La plupart d’entre nous, et peut-être tous parmi nous, avons eu la chance d’avoir appris, soit pendant notre enfance, soit plus tard, à bien nous comporter moralement. Cela fait que nous avons la capacité de bien nous conduire et d’agir avec bienveillance et justice. Il se peut cependant que nous ayons parfois la tentation de nous dire à nous-mêmes les paroles du pharisien : « Mon Dieu, je te rends grâce parce que je ne suis pas comme les autres hommes – ils sont voleurs, injustes, adultères –, ou encore comme ce publicain. »
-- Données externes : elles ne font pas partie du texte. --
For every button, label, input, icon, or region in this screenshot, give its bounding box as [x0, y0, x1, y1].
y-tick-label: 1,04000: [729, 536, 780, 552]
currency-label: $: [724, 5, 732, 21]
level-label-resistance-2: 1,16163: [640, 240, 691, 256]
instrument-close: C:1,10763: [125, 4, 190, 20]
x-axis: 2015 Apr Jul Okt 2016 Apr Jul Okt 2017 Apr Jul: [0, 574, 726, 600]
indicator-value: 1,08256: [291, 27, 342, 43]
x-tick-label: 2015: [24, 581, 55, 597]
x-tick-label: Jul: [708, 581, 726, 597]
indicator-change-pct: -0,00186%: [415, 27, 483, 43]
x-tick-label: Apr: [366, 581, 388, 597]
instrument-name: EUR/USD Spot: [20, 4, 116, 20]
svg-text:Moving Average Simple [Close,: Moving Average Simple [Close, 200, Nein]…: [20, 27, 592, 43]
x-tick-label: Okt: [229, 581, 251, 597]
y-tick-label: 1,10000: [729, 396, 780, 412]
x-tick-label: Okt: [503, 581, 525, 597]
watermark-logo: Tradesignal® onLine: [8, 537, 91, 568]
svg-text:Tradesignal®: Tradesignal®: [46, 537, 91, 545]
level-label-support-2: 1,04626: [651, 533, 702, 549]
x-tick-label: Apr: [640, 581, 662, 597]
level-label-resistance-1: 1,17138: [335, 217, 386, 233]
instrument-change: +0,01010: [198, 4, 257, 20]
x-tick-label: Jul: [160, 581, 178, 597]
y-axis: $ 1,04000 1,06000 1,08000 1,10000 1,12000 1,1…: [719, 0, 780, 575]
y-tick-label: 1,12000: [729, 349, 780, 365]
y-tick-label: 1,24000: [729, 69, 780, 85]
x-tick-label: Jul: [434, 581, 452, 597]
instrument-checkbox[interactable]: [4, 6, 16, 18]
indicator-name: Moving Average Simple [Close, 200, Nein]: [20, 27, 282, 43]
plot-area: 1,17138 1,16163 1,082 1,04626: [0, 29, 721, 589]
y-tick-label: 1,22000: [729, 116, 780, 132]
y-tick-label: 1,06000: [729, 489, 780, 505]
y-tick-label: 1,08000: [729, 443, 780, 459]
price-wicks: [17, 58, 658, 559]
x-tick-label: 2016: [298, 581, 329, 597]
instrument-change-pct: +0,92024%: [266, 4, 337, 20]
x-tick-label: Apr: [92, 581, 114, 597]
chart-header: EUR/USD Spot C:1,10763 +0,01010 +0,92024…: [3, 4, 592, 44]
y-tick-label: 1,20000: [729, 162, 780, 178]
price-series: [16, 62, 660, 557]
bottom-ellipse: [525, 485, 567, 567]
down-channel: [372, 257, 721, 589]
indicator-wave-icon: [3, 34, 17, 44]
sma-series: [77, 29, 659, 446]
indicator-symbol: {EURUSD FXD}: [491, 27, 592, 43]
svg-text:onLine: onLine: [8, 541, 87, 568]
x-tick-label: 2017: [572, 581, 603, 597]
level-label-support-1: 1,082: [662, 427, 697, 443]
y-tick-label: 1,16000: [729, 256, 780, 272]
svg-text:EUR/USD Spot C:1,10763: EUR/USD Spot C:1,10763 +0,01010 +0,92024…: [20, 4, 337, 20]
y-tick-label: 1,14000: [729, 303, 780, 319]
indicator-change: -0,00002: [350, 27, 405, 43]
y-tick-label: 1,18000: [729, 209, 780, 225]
Ainsi que plusieurs d’entre nous le savent, au temps de l’occupation romaine en Judée, les publicains étaient ceux qui collectaient les impôts ; ils devaient remettre à l’autorité romaine un montant fixé par cette autorité, et ils conservaient tout le reste de leurs revenus de taxation. Le résultat était qu’avec l’appui de la police, ils pratiquaient une certaine violence et des extorsions. Les collecteurs d’impôts étaient évidemment impopulaires et méprisés, surtout de la part des pharisiens, qui s’efforçaient, au contraire, d’être honnêtes.
Or Jésus fréquentait les publicains et il allait jusqu’à aller manger chez eux. D’où la parabole que nous venons d’entendre, dans laquelle un publicain disait : « Mon Dieu, montre-toi favorable au pécheur que je suis ! » Et Jésus de déclarer au sujet du publicain : « C’est lui qui était devenu un homme juste, plutôt que l’autre. Qui s’élève sera abaissé, qui s’abaisse sera élevé. »
Le vieux père Lavoie, professeur de philosophie – pas le jeune père Lavoie, notre ancien curé –, avait fait remarquer un jour qu’il pouvait arriver que le publicain se pense supérieur au pharisien et qu’il s’agissait alors du pharisaïsme du publicain…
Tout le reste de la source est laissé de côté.